L'Australie aux antipodes

« Comme bon nombre d'européens, j'ai longtemps rangé l'Australie dans la catégorie des voyages absolus et rêvés. Vu de notre vieille Europe, presque tout nous oppose à ce pays-continent. Les latitudes, les longitudes, la densité, l'histoire, le climat, l'isolement, bref, l'Australie est tout ce que nous ne sommes pas, ou ne sommes plus. Y aller, c'est partir plein d'espoir, d'excitation, et de certitudes de faire un voyage inoubliable. Là aussi, l'Australie m'a surpris, car j'en suis revenu avec un sentiment timoré. Tous les voyages ne peuvent pas être des réussites absolues, et pourtant, pour celui-là, j'avais fait les choses en grand !»

Vous allez sans doute trouver étrange que je rédige un article sur un voyage qui ne m'a que moyennement ému. J'avoue que j'ai beaucoup hésité à le faire, et je me suis finalement dit que le sens de ces articles n'était pas de faire uniquement de la publicité pour certaines destinations choisies. Le sens en est simplement de partager une expérience, même partiellement réussie.

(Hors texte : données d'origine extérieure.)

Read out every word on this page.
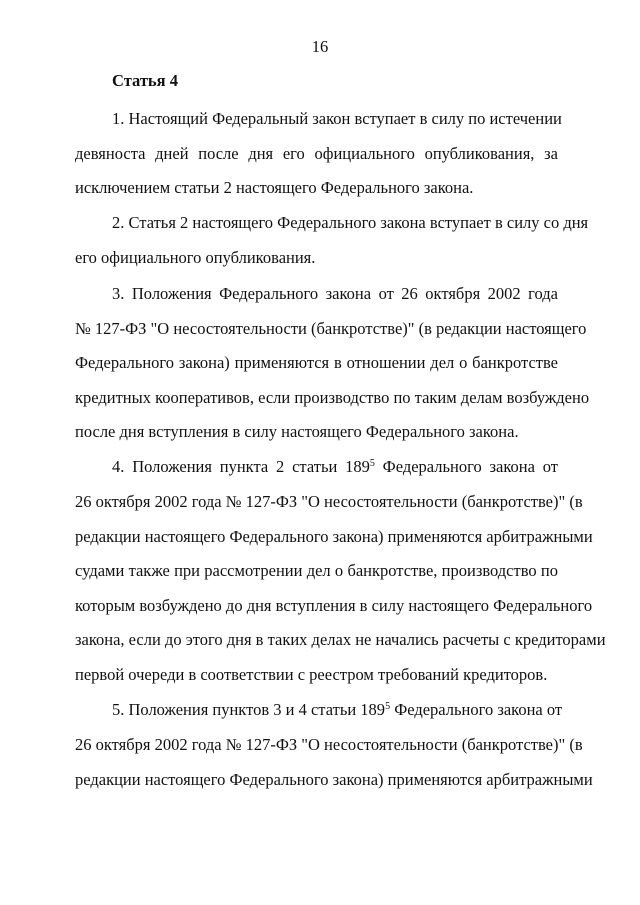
16
Статья 4
1. Настоящий Федеральный закон вступает в силу по истечении
девяноста дней после дня его официального опубликования, за
исключением статьи 2 настоящего Федерального закона.
2. Статья 2 настоящего Федерального закона вступает в силу со дня
его официального опубликования.
3. Положения Федерального закона от 26 октября 2002 года
№ 127-ФЗ "О несостоятельности (банкротстве)" (в редакции настоящего
Федерального закона) применяются в отношении дел о банкротстве
кредитных кооперативов, если производство по таким делам возбуждено
после дня вступления в силу настоящего Федерального закона.
4. Положения пункта 2 статьи $189^5$ Федерального закона от
26 октября 2002 года № 127-ФЗ "О несостоятельности (банкротстве)" (в
редакции настоящего Федерального закона) применяются арбитражными
судами также при рассмотрении дел о банкротстве, производство по
которым возбуждено до дня вступления в силу настоящего Федерального
закона, если до этого дня в таких делах не начались расчеты с кредиторами
первой очереди в соответствии с реестром требований кредиторов.
5. Положения пунктов 3 и 4 статьи $189^5$ Федерального закона от
26 октября 2002 года № 127-ФЗ "О несостоятельности (банкротстве)" (в
редакции настоящего Федерального закона) применяются арбитражными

De surcroît, je me suis dit qu'il s'agissait aussi d'une question d'objectivité et d'honnêteté intellectuelle. Tous les voyages ne se valent pas, car tous ne vous procurent pas ce que vous y recherchez. Si donc l'Australie m'a moyennement plu, ce n'est pas qu'elle est un pays inintéressant. C'est simplement qu'elle n'a pas correspondu à mes goûts. Il n'y a donc aucun jugement de valeur dans ma démarche, et je sais que ce pays, somme toute absolument unique, continuera à rester le plus beau souvenir touristique de cohortes infinies de voyageurs. Ma situation est d'autant plus étonnante que, une fois ma décision prise de me rendre dans ce pays, j'étais résolu à faire les choses en « grand » : deux mois complets de voyage, et la volonté de parcourir ce continent le plus possible par la route, afin de le voir « yeux dans les yeux », et d'affronter frontalement sa démesure. Je voulais en découdre avec ce pays, pour le connaître dans « ses chairs ». J'avais également décidé, en raison de la période, d'aller un peu à contre courant, en limitant au minimum mes étapes sur la côte est, afin de me concentrer sur le centre et la côte ouest, beaucoup moins fréquentée. Venons-en aux faits.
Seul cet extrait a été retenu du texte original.